Pressure-Induced Control of Core-Shell Nanoparticles for Oxygen Reduction Reaction

Abstract

Precious metal-based active metals are mainly used as electrocatalysts for ORR (Oxygen Reduction Reaction), and cost and durability are major research and development issues in fuel cell applications. In order to obtain high performance in electrocatalysts, composition, dispersion, structure and particle size have been studied as key parameters. A number of researchers have been reporting enhanced ORR performance by alloying approaches. Platinum-based alloy nanoparticles are typically prepared through a heat treatment process, which can result in significant levels of specific activity and mass activity improvements. However, the high temperature of the alloying process leads to size growth of the nanoparticles, resulting in a reduction in active area. In order to prevent growth of nanoparticle size during heat treatment, various approaches have been reported such as forming a protective layer by using physical barriers using inorganic and organic materials [1-3]. However, in this case, post-treatment or additional process is required to remove the protective layer, which limits the mass production. In this work, we propose a method to easily control the size of the core-shell nanoparticles by controlling the pressure of the inert gas during the heat treatment process. As synthesized M@Pt/C (M = Co, Fe, etc.) catalysts were conducted heat treatment with varied pressure control (1, 40, 80 bar) under inert atmosphere.

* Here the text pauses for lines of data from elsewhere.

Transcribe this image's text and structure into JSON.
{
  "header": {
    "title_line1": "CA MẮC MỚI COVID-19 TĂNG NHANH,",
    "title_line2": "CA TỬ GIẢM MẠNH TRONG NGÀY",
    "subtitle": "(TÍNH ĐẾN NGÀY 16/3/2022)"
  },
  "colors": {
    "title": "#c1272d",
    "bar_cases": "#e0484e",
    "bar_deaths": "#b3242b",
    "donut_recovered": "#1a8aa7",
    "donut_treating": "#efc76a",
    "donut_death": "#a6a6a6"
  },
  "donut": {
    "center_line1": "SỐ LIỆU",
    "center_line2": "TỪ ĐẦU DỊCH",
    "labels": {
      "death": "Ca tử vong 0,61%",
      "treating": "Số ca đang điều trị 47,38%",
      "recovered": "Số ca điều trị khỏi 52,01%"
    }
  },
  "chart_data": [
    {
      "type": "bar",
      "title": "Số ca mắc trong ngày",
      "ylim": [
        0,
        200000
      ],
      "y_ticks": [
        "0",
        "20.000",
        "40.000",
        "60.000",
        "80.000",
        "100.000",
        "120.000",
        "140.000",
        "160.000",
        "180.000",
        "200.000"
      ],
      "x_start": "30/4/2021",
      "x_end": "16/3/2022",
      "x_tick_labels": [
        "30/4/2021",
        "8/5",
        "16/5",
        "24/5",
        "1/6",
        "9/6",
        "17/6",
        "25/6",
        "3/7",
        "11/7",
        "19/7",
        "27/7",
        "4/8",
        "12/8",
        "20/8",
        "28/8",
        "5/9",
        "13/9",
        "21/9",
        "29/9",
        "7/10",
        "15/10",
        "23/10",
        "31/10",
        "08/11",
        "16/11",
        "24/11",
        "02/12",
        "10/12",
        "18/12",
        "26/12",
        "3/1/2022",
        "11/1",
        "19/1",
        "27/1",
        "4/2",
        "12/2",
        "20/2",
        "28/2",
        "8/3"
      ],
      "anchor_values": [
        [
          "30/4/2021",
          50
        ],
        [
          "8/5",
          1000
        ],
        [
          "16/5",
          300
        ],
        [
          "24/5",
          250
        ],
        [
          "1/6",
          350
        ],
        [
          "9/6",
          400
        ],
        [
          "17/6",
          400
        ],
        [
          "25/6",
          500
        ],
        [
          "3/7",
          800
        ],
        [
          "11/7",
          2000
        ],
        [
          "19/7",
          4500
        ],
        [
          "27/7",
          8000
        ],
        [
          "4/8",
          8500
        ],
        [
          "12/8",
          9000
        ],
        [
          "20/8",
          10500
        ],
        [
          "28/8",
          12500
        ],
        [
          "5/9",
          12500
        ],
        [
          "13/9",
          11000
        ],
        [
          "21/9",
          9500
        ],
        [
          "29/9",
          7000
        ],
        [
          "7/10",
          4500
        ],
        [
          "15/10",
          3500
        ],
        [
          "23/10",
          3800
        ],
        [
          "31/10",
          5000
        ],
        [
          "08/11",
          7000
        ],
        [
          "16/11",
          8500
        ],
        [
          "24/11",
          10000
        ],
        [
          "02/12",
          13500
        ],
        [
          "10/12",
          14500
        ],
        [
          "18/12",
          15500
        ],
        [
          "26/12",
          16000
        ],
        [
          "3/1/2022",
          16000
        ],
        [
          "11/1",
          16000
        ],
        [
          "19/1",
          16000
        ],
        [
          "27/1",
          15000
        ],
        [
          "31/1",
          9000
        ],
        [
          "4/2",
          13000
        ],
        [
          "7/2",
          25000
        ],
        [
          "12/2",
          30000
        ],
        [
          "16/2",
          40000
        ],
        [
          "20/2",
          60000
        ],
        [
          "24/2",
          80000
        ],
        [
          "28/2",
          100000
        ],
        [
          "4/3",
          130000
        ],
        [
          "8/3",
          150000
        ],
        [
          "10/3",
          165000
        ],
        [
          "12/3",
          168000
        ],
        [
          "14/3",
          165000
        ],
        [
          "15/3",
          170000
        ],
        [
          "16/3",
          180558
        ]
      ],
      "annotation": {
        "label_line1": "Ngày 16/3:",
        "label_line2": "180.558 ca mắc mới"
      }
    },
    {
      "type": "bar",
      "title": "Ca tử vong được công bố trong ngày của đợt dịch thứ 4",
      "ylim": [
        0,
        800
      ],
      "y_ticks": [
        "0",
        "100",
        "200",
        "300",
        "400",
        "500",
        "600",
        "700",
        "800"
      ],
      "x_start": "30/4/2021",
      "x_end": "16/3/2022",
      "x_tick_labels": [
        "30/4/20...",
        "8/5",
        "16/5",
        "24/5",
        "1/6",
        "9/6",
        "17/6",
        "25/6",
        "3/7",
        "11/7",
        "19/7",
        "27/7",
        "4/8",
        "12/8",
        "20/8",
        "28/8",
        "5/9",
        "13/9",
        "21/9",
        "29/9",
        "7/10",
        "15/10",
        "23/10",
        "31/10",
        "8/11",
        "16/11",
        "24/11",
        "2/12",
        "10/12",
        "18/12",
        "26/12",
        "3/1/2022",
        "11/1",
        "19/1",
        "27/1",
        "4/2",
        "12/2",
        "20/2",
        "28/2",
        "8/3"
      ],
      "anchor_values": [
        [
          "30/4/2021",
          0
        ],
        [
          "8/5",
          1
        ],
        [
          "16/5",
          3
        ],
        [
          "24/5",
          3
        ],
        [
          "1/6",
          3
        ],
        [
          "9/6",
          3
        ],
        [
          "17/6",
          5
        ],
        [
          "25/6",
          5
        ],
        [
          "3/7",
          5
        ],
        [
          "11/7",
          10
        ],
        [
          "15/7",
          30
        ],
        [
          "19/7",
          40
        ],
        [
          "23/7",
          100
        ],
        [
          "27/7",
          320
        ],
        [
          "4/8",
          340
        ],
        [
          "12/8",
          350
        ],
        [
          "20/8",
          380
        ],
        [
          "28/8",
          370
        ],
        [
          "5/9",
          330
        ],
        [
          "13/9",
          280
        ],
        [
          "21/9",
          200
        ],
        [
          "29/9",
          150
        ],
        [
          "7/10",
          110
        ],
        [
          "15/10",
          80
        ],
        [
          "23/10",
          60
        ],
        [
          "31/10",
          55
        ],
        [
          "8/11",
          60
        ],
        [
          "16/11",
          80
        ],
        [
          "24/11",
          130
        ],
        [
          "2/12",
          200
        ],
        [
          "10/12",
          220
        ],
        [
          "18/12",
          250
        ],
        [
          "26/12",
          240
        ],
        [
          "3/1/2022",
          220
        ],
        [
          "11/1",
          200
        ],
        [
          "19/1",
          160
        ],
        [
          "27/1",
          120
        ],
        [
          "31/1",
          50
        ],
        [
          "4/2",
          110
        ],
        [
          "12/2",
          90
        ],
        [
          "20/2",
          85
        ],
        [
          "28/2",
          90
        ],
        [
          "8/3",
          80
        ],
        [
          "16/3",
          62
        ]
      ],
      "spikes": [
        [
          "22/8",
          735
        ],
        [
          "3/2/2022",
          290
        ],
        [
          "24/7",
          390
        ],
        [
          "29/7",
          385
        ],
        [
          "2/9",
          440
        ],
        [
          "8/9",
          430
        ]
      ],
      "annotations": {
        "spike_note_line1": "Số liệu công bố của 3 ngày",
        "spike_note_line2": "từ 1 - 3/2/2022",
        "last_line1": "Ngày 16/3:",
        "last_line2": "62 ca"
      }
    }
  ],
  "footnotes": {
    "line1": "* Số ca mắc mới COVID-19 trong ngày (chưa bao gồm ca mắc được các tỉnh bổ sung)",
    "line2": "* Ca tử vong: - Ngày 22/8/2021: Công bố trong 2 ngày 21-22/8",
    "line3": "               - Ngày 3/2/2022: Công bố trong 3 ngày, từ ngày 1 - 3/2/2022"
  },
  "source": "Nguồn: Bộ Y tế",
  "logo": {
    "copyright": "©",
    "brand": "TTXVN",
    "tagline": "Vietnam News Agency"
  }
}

The average size of the metal nanoparticles was distributed in the range of about 3 to 5 nm, and the particle size was clearly reduced in inverse proportion to the pressure. By scanning transmission electron microscopy (STEM) analysis, we also confirmed that the catalysts show clear M core-Pt shell structure. Theoretical calculations show the correlation between the size of metal nanoparticles and external pressure. Herein, we introduce a novel particle size control method (Pressure-induced particle size control). Furthermore, we believe that our unique synthetic approach can be a promising way to obtain intermetallic structure NPs with controlled particle size.